Thanks to Barbara Matthiessen, who talked me through the process of cold-forging copper tubing for an interesting hanger. I convinced the "helpful hardware man" I could punch holes in the flattened tubing, if he'd just show me which punch would go through the copper (he was doubtful!).
The embellishments are incised clay, made with rubber stamps and clay cutters. (Note to self: two holes keep the elements straight!)
The fairy has a crown of tiny gold beads, and is surrounded by a corona of gold metallic paint, made with my new recipe (using Earth Safe Finishes Colorant, Fabric Magic, and metallic powder).
I love the gold paint on top of the rust-dyed fabric! It's translucent enough that the subtleties of the rust variations show through the paint. I got carried away with the paint for her diaphanous clothing and it's a little too opaque, but that can't be helped now.
This is a close-up of the flamed copper tubing. In some places there are more green and purples, making the patina similar to raku (I LOVE raku)!

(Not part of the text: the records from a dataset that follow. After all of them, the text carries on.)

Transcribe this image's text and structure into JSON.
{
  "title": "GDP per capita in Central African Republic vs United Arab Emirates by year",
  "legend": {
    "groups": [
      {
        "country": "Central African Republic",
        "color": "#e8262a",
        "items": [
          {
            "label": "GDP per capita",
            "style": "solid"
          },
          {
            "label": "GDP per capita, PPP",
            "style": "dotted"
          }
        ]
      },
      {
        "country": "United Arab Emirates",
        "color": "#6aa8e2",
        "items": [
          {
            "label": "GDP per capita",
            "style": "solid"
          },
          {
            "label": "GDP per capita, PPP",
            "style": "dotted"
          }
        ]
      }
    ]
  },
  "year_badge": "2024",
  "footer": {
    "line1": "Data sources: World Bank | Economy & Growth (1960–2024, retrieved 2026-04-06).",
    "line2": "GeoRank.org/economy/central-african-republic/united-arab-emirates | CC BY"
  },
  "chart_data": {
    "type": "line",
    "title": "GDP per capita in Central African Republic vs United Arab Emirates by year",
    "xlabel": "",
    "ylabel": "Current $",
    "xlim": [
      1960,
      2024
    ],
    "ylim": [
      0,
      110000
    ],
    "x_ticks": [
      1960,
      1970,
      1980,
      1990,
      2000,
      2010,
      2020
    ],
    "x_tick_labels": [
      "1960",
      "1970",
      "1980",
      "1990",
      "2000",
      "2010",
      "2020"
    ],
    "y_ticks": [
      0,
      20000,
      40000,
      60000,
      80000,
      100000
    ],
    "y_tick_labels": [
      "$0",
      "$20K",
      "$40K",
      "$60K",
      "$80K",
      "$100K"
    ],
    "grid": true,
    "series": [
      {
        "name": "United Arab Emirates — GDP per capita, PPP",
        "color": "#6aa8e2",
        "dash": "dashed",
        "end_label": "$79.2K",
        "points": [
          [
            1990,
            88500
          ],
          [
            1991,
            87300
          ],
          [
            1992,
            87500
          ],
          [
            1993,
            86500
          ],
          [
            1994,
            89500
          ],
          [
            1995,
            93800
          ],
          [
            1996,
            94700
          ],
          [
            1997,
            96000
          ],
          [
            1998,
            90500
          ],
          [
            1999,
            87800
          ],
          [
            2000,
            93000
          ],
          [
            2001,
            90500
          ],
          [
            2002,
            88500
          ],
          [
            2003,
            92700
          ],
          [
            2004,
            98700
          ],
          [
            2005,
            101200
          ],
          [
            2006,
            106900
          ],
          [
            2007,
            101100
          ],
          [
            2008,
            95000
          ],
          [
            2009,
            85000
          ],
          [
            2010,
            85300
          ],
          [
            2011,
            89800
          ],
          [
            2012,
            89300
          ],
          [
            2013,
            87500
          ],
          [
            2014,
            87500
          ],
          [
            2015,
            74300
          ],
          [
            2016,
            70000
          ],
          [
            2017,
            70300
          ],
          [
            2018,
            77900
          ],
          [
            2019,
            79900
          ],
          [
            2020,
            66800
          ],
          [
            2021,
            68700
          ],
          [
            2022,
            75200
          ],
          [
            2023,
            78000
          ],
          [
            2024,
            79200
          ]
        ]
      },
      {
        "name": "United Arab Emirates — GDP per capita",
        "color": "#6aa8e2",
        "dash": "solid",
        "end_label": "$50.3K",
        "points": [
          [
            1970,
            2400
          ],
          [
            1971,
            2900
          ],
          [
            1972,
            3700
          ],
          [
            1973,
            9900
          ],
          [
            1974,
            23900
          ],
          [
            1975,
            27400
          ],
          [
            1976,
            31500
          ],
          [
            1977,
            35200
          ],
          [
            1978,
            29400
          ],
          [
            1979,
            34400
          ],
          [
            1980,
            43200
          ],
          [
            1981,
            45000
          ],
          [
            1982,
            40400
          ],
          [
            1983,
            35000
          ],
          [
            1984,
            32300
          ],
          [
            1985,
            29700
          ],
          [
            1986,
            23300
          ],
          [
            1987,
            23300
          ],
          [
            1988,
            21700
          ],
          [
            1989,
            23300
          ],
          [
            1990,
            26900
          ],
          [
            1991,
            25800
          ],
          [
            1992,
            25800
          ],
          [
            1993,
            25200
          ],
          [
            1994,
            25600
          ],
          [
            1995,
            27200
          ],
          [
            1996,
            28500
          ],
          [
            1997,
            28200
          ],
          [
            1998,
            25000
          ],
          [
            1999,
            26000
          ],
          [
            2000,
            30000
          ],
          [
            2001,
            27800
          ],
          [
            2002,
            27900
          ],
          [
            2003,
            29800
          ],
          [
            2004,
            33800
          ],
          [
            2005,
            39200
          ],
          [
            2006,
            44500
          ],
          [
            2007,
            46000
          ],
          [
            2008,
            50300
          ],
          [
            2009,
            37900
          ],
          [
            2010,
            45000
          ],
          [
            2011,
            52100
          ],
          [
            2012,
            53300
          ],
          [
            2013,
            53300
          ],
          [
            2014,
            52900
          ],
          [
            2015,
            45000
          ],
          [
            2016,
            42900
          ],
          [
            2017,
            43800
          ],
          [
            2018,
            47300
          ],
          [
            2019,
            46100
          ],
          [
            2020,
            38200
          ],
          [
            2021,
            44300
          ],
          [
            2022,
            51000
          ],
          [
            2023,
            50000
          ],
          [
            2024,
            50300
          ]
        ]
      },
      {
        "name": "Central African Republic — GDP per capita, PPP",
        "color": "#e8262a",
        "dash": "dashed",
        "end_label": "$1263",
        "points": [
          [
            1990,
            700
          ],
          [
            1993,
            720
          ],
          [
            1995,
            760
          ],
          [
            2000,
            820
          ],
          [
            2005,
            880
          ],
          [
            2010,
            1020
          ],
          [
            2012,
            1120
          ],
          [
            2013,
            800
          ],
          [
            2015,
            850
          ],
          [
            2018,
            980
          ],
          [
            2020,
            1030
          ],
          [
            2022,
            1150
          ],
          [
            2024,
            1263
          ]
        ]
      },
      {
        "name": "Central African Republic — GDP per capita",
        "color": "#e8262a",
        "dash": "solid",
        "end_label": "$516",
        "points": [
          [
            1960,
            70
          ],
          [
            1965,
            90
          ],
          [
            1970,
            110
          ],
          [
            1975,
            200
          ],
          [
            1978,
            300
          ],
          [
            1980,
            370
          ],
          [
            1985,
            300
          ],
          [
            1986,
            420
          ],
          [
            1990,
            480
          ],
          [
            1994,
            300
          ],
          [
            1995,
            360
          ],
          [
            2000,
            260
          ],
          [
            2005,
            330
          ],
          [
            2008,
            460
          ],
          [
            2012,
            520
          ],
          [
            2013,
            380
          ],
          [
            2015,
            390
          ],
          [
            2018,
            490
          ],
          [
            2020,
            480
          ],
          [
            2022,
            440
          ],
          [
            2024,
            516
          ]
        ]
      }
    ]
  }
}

Controlling the shape of the tubing is still a challenge. Bending with pliers isn't bad, but the contours change as you forge the tubing and I haven't figured out how to compensate. It must have something to do with rolling the tubing as it's bent and then "unrolling" it as the tubing is pounded.
At any rate, the first three of 16 pieces of the new series are finished and in the copper frames. As with any art technique, it should get easier with practice.
Any tips? I'm open to suggestions!
The opening reception for the show is next Saturday at the Langhinrich Gallery in the Unitarian Universalist Church in Fort Wayne, Indiana. 6:30-8:00 pm. You're invited!